Suddenly, the host of the party, taking a break from grilling, breezed into the room.  He walked directly to the pan of bacon-wrapped asparagus, grabbed the last one, and popped the whole thing into his mouth, all the while looking right at me.

“Dang,” he said, wiping his hands on a paper towel, “those are GOOD.”  With that, he turned and walked back out of the kitchen.

I wanted to chastise him for wiping his hands.  Didn’t he know you’re supposed to LICK that yummy grease off instead of wasting it on a paper towel?  SOME PEOPLE just don’t know how to enjoy good food.

Instead, my husband and I sat there frozen for a few seconds, not quite able to comprehend what had just transpired.  Then, suddenly, we caught each other’s eyes and burst into laughter. 

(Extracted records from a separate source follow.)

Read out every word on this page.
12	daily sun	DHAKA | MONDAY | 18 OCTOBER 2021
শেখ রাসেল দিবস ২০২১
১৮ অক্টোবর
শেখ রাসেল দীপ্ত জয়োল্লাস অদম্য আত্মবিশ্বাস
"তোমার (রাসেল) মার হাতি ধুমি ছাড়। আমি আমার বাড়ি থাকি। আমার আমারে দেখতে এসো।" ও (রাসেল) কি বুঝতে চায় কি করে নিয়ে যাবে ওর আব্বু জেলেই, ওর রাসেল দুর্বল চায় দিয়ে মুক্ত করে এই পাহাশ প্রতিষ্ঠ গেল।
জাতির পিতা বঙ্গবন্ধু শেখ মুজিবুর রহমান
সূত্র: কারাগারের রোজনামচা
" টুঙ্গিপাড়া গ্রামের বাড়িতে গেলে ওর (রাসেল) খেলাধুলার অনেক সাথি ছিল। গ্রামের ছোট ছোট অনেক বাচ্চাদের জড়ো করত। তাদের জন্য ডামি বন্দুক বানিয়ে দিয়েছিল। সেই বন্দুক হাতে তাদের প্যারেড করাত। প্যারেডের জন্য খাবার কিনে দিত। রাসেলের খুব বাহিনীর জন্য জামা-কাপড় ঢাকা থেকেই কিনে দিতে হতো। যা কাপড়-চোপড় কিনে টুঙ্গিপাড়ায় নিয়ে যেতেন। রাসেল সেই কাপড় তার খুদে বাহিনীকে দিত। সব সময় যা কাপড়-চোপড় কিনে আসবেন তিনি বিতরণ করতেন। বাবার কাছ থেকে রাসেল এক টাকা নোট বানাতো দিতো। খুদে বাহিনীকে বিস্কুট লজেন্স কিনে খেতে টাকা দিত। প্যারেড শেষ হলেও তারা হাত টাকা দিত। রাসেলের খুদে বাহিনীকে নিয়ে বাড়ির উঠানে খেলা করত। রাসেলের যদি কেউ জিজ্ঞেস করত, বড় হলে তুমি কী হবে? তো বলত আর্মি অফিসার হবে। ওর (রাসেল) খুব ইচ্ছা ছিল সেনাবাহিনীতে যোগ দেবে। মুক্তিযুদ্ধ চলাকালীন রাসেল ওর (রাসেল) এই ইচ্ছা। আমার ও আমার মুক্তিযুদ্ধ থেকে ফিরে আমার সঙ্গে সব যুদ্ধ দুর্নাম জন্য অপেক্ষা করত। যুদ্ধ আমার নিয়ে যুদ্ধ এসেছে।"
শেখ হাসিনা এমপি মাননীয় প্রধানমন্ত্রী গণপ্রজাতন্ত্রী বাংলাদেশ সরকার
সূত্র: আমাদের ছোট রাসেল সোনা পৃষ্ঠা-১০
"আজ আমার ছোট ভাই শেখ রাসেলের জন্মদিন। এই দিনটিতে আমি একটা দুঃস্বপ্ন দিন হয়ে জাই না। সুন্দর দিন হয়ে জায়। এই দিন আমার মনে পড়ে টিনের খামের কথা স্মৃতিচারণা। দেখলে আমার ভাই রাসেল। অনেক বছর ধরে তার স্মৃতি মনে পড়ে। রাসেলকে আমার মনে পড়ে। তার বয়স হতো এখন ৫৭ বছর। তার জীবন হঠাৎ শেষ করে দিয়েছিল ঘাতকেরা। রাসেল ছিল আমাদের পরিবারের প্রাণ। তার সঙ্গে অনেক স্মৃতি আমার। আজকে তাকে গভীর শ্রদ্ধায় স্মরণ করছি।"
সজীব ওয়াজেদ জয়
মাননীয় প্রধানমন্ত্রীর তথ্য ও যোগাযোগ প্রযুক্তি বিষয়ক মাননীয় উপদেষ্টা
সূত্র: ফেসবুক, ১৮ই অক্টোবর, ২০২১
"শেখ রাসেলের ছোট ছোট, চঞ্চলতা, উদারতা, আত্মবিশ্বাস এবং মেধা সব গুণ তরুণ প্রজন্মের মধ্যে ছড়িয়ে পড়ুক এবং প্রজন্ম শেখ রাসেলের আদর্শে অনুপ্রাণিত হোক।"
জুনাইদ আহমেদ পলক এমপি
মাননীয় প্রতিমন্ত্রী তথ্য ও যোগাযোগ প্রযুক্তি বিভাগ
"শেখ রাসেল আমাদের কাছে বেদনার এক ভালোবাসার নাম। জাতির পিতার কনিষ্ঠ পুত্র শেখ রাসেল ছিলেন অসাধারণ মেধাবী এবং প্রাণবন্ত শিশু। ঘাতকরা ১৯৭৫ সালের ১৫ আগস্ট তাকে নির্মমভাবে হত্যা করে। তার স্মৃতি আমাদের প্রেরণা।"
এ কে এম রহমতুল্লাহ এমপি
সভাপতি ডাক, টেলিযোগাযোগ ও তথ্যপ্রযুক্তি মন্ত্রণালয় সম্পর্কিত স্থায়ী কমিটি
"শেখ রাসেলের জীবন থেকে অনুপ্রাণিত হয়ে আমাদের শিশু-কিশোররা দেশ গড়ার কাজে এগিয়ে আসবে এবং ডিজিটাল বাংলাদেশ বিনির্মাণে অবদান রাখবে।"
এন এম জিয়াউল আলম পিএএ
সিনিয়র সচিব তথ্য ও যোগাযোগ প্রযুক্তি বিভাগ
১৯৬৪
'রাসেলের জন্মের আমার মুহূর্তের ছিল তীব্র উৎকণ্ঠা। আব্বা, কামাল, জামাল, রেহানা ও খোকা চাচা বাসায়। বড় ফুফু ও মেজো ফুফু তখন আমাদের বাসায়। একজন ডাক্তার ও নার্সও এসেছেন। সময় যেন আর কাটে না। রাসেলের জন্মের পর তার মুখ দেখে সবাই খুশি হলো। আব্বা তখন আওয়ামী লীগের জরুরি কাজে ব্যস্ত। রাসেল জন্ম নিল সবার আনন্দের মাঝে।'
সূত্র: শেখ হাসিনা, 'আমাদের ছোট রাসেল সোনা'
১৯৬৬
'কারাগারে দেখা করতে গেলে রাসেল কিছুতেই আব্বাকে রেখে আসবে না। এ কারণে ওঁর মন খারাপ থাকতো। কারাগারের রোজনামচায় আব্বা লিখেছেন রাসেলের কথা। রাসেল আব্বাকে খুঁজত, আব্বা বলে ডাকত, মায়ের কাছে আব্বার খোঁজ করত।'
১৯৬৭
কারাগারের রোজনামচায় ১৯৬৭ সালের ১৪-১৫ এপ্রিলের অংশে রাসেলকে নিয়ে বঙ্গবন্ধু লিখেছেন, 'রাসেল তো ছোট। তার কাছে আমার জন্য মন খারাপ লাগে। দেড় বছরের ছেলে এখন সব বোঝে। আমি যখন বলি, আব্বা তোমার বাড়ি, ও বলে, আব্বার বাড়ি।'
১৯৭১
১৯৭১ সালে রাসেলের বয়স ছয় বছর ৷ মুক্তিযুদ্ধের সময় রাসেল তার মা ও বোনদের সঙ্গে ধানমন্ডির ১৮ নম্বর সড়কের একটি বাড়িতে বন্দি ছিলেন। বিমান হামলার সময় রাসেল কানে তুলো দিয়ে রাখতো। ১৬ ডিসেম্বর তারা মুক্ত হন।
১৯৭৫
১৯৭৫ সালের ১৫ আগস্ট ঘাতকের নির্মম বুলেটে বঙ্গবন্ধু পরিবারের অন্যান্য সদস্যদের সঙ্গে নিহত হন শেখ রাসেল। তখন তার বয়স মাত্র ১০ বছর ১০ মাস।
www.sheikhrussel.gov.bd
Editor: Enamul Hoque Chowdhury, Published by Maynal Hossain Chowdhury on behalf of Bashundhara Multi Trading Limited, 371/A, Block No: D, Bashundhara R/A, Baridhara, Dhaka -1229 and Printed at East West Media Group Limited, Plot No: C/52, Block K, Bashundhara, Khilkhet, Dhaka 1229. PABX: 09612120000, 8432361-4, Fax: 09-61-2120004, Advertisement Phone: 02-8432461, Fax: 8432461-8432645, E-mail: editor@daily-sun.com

We laughed so hard that our shoulders shook and we gasped for breath. Nobody knew what we were laughing at, which made me wonder: Are inside jokes acceptable at parties where you’re not drinking too much to care?

Ah, well.

One good thing came out of this experience.  No, scratch that.  Two good things came out of the experience:

1.) I learned to quit taking myself so seriously.  Of course, that only lasted like 5 minutes and then I was back to questioning myself again.  But it was a nice 5 minutes.

2.) I started making bacon-wrapped asparagus, and nobody likes it as much as I do at my house, so I normally get to snarf the entire pan myself.  I just leave it cooling on the stove all day and toss one into my mouth every time I walk by.  If you’re wanting to make them, just wrap the asparagus in bacon and put the bundles into the oven for about 20 minutes at 400 degrees.  Play with the time a little bit; I like my bacon mushy but maybe you’ll want to keep yours in a bit longer to get it crispier.